(Reuters) – Private equity investment in emerging markets totalled $13 billion in the first half of 2010, a 55 percent leap on year-ago levels and on track to beat 2009 levels, industry group EMPEA said on Wednesday.
An investment surge in Latin America and continued strong activity levels in China and India were behind the increase, the Washington DC-based Emerging Market Private Equity Association said in a statement.
EMPEA said 402 deals were done in the first half of the year, compared with 280 deals at this time in 2009. The average deal size at $51 million, was also bigger than last year.
Fundraising levels for private equity investment also rose, with $11 billion raised in the first half of 2010 versus $9 billion raised in the same period in 2009.
Asian funds, particularly Chinese funds, continue to account for more than half of the fund-raising total.
There were “notable upticks” in capital raised for funds investing in sub-Saharan Africa and Latin America, EMPEA said.

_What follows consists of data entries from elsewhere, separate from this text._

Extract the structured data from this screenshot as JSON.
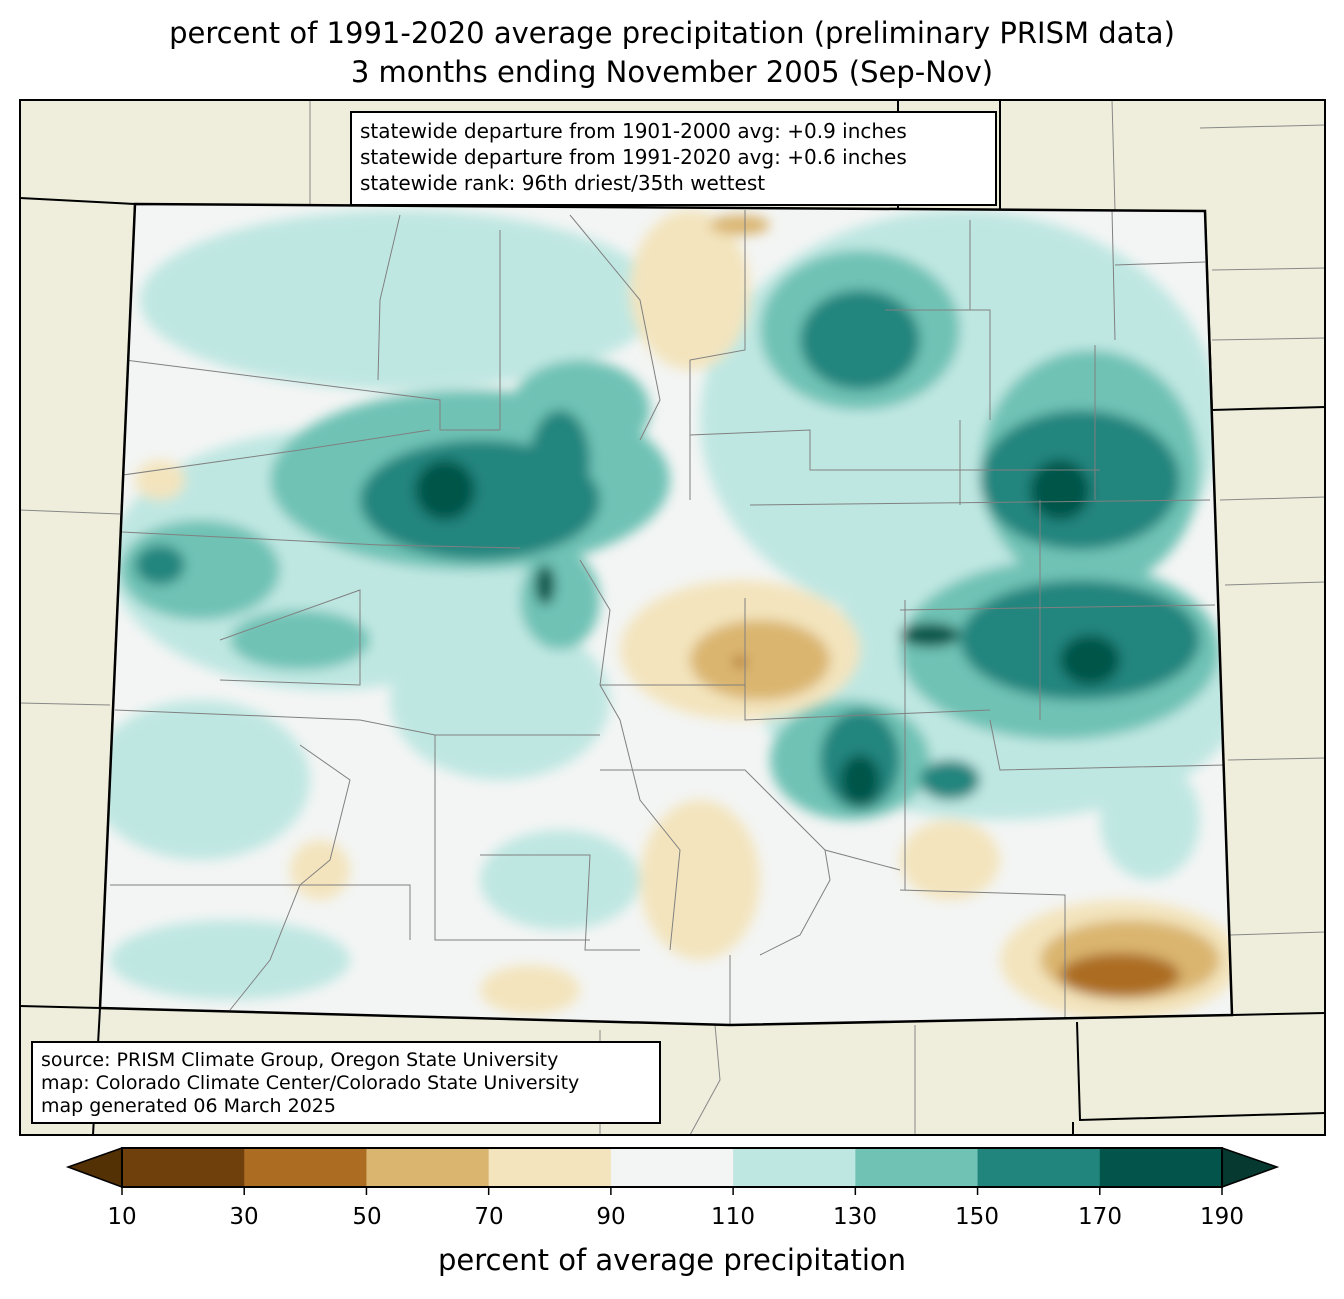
{
  "title": {
    "line1": "percent of 1991-2020 average precipitation (preliminary PRISM data)",
    "line2": "3 months ending November 2005 (Sep-Nov)"
  },
  "stats_box": {
    "line1": "statewide departure from 1901-2000 avg: +0.9 inches",
    "line2": "statewide departure from 1991-2020 avg: +0.6 inches",
    "line3": "statewide rank: 96th driest/35th wettest"
  },
  "credits_box": {
    "line1": "source: PRISM Climate Group, Oregon State University",
    "line2": "map: Colorado Climate Center/Colorado State University",
    "line3": "map generated 06 March 2025"
  },
  "colorbar": {
    "label": "percent of average precipitation",
    "ticks": [
      "10",
      "30",
      "50",
      "70",
      "90",
      "110",
      "130",
      "150",
      "170",
      "190"
    ],
    "under_color": "#543005",
    "over_color": "#063a30",
    "colors": [
      "#6f400b",
      "#ac6d22",
      "#dab570",
      "#f3e4bd",
      "#f3f5f4",
      "#bfe7e2",
      "#70c2b5",
      "#21857e",
      "#03544a"
    ]
  },
  "map_colors": {
    "land": "#efeedc",
    "county_lines": "#808080",
    "state_lines": "#000000"
  }
}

“African funds raised through June already exceeded the full year 2009 total, and some sizeable funds being raised point to a return to pre-crisis levels,” the group said.
Investors often look to private equity investment in frontier emerging markets, such as Africa, where stock markets lack liquidity or do not exist at all.
Two of the five largest private equity deals in emerging markets were in Brazil, EMPEA added, and private equity investment in the country soared 53 percent in the first six months of 2010 from whole-year 2009, to $1.513 billion.